At the time defendant filed his petition for redesignation, our Supreme Court had held that fair market value was the proper standard for valuing stolen property. (See Romanowski, supra, 2 Cal.5th at p. 914.) However, defendant failed to include any information about the fair market value of the stolen property underlying his conviction. Without evidence showing that “the value of the property did not exceed $950” (Perkins, supra, 244 Cal.App.4th at p. 137), there cannot be a “reasonable likelihood that [defendant] is entitled to relief” (Romanowski, supra, 2 Cal.5th at p. 916) and thus an evidentiary hearing is not required.

E. Without Prejudice

Relying on People v. Sherow (2015) 239 Cal.App.4th 875 (Sherow), defendant contends that “[i]f this court decides to affirm the trial court's denial of [his] petition,” we should do so without prejudice to him filing another petition. In Sherow, the defendant filed his petition for resentencing as to five counts “without any separate discussion of the counts, no reference to facts or evidence and no argument.” (Id. at p. 877.) The defendant argued that the prosecution had the burden of proving that he was ineligible for resentencing under Proposition 47. (Id. at p. 878.) The Sherow court rejected that argument, holding that it was “entirely appropriate to allocate the initial burden of proof to the petitioner to establish the facts upon which his or her eligibility is based.” (Id. at p. 880.) Since the law was unclear as to the burden of proof at the time the defendant filed his petition, the appellate court affirmed the denial of the petition “without prejudice to subsequent consideration of a properly filed petition.” (Id. at p. 881.)

Our Supreme Court also recently indicated that affirmance without prejudice is appropriate where the applicable law was unclear at the time a Proposition 47 petition was filed. In People v.

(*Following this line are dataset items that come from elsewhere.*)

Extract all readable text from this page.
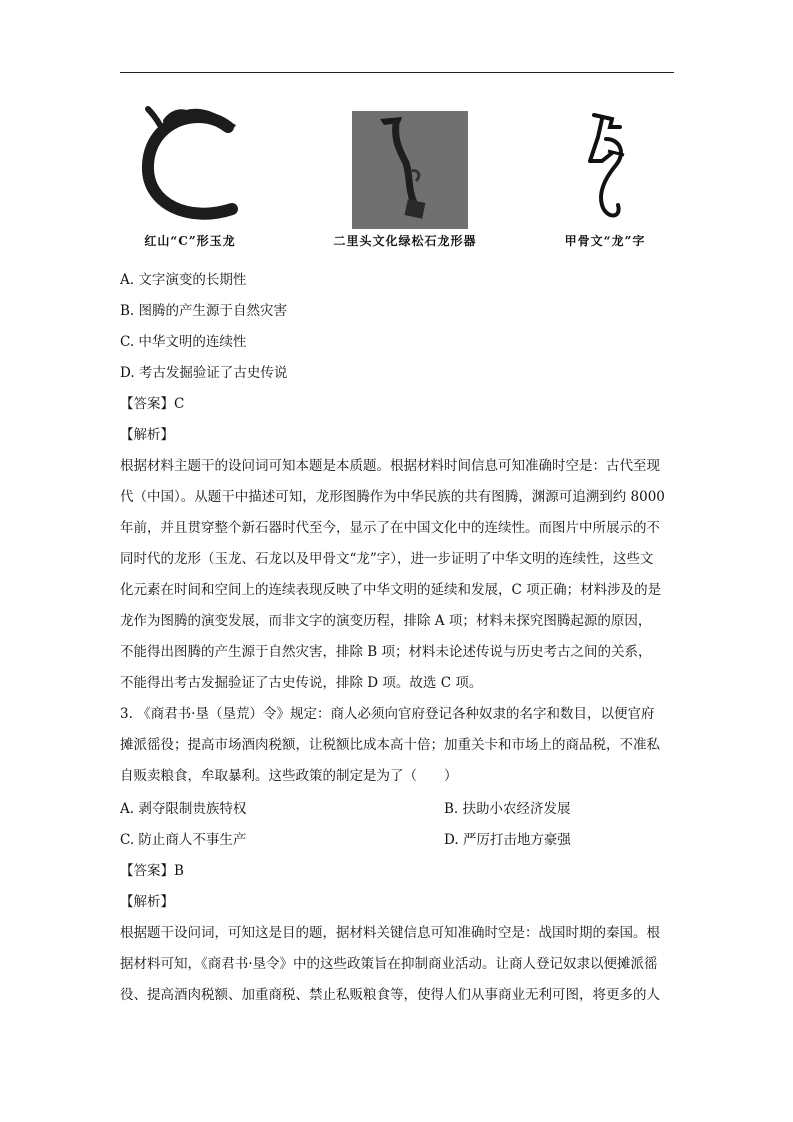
红山“C”形玉龙	二里头文化绿松石龙形器	甲骨文“龙”字
A. 文字演变的长期性
B. 图腾的产生源于自然灾害
C. 中华文明的连续性
D. 考古发掘验证了古史传说
【答案】C
【解析】

根据材料主题干的设问词可知本题是本质题。根据材料时间信息可知准确时空是：古代至现

代（中国）。从题干中描述可知，龙形图腾作为中华民族的共有图腾，渊源可追溯到约 8000

年前，并且贯穿整个新石器时代至今，显示了在中国文化中的连续性。而图片中所展示的不

同时代的龙形（玉龙、石龙以及甲骨文“龙”字），进一步证明了中华文明的连续性，这些文

化元素在时间和空间上的连续表现反映了中华文明的延续和发展，C 项正确；材料涉及的是

龙作为图腾的演变发展，而非文字的演变历程，排除 A 项；材料未探究图腾起源的原因，

不能得出图腾的产生源于自然灾害，排除 B 项；材料未论述传说与历史考古之间的关系，

不能得出考古发掘验证了古史传说，排除 D 项。故选 C 项。

3. 《商君书·垦（垦荒）令》规定：商人必须向官府登记各种奴隶的名字和数目，以便官府

摊派徭役；提高市场酒肉税额，让税额比成本高十倍；加重关卡和市场上的商品税，不准私

自贩卖粮食，牟取暴利。这些政策的制定是为了（　　）

A. 剥夺限制贵族特权	B. 扶助小农经济发展
C. 防止商人不事生产	D. 严厉打击地方豪强
【答案】B
【解析】

根据题干设问词，可知这是目的题，据材料关键信息可知准确时空是：战国时期的秦国。根

据材料可知，《商君书·垦令》中的这些政策旨在抑制商业活动。让商人登记奴隶以便摊派徭

役、提高酒肉税额、加重商税、禁止私贩粮食等，使得人们从事商业无利可图，将更多的人
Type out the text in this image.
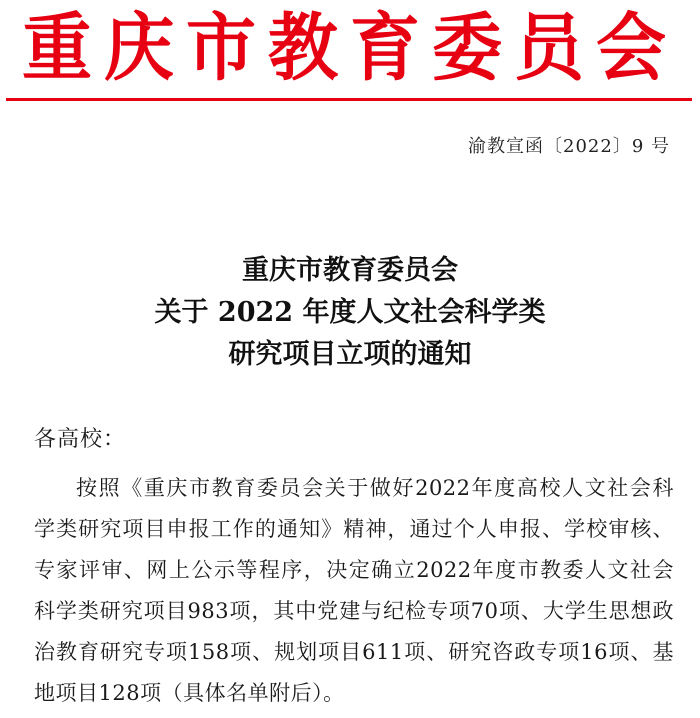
重庆市教育委员会
渝教宣函〔2022〕9 号
重庆市教育委员会
关于 2022 年度人文社会科学类
研究项目立项的通知
各高校：
按照《重庆市教育委员会关于做好2022年度高校人文社会科
学类研究项目申报工作的通知》精神，通过个人申报、学校审核、
专家评审、网上公示等程序，决定确立2022年度市教委人文社会
科学类研究项目983项，其中党建与纪检专项70项、大学生思想政
治教育研究专项158项、规划项目611项、研究咨政专项16项、基
地项目128项（具体名单附后）。
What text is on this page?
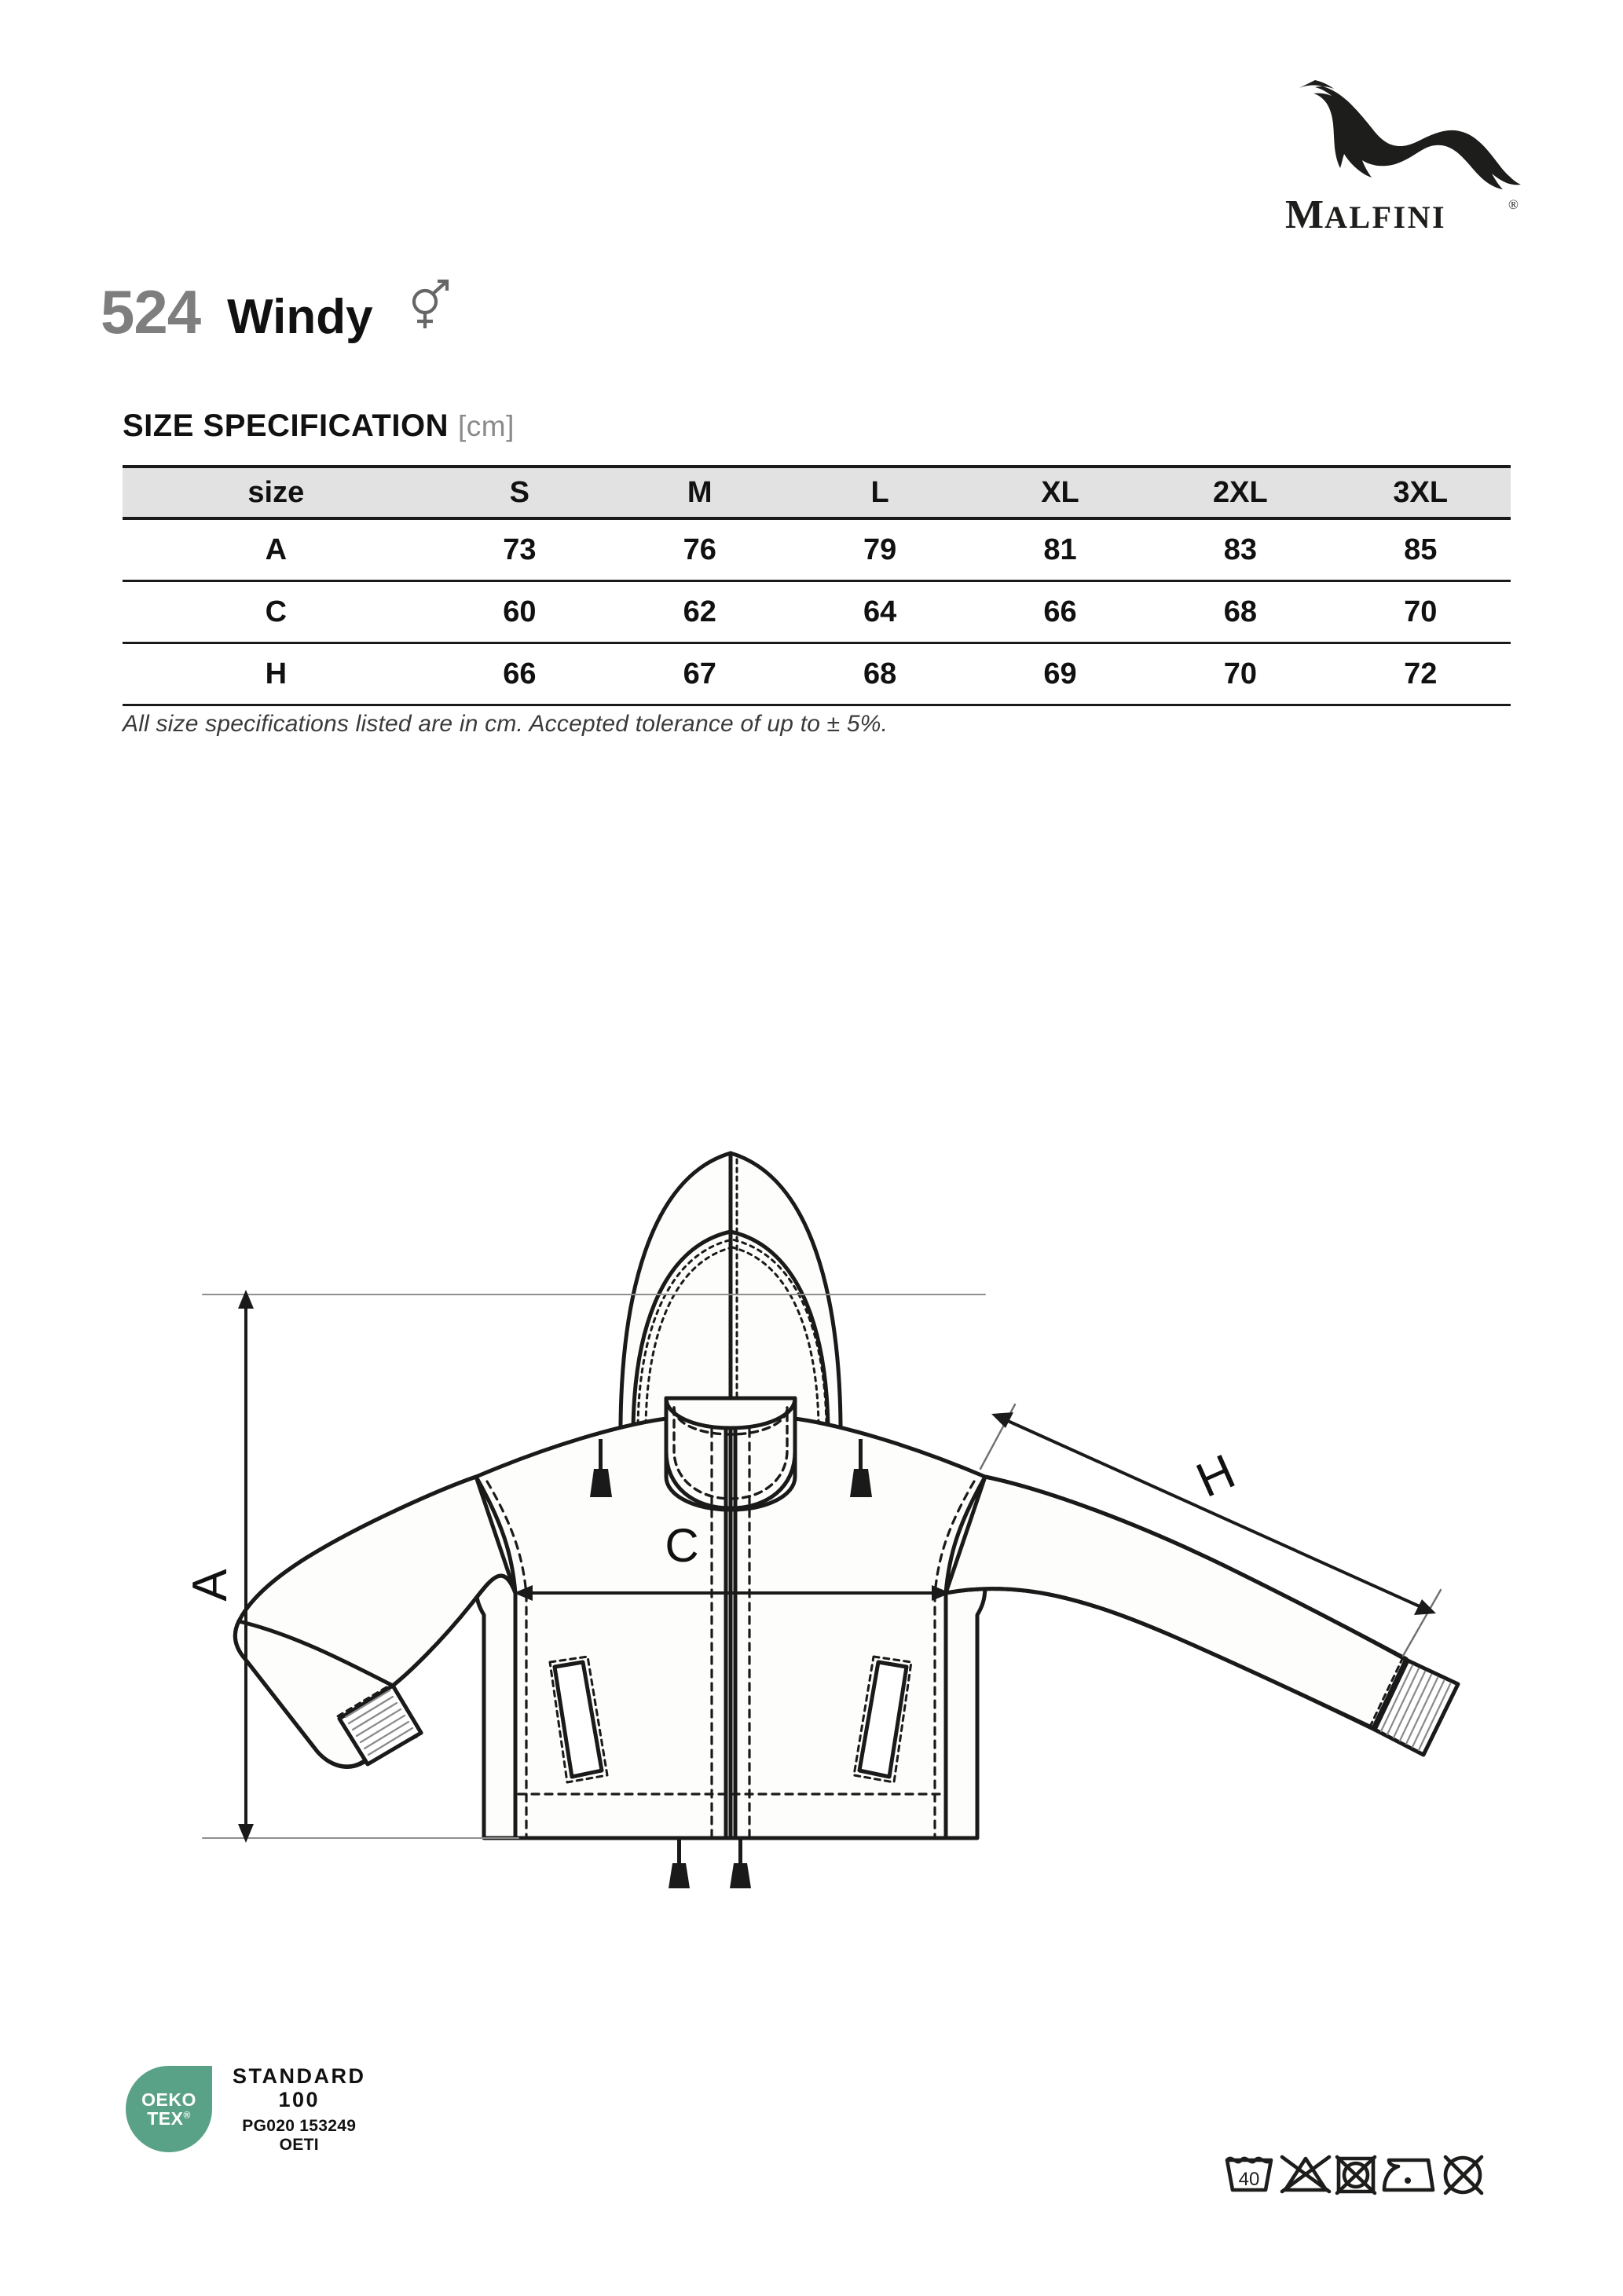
M ALFINI	®
524 Windy
SIZE SPECIFICATION [cm]
size	S	M	L	XL	2XL	3XL
A	73	76	79	81	83	85
C	60	62	64	66	68	70
H	66	67	68	69	70	72
All size specifications listed are in cm. Accepted tolerance of up to ± 5%.
A
C
H
OEKO
TEX®
STANDARD
100
PG020 153249
OETI
40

Page (2017) 3 Cal.5th 1175 (Page), the court held that a Vehicle Code section 10851 conviction is “eligible for resentencing under section 1170.18, subdivision (a), if the vehicle was worth $950 or less and the sentence was imposed for theft of the vehicle.” (Page, supra, 3 Cal.5th at p. 1187.) In Page, the defendant's petition was “properly denied” because it “included no allegations, testimony, or record references to show either that his Vehicle Code section 10851 conviction rested on theft of the vehicle or that the vehicle's value was $950 or less.” (Id. at p. 1189.) However, the defendant was entitled to file a new petition, “as the proper allocation of the burden of proof and the facts necessary to resentencing on a Vehicle Code section 10851 conviction were not set out expressly in the text of Proposition 47, and as neither had yet been judicially articulated when defendant submitted his petition for recall. (Ibid.)

In this case, at the time defendant filed his petition, the law was clear as to the burden of proof and as to the proper measurement of value of stolen property. (See Romanowski, supra, 2 Cal.5th at p. 914.) As explained above, defendant failed to meet his burden to show the value of the stolen property was under $950. We will therefore affirm the trial court's order.

IV. DISPOSITION

The May 18, 2017 order is affirmed.

FOOTNOTES

1.   All further unspecified statutory references are to the Penal Code.

2.   As defendant was convicted by plea, the summary of his offenses is taken from the probation report.

BAMATTRE-MANOUKIAN, J.

WE CONCUR: GREENWOOD, P.J. GROVER, J.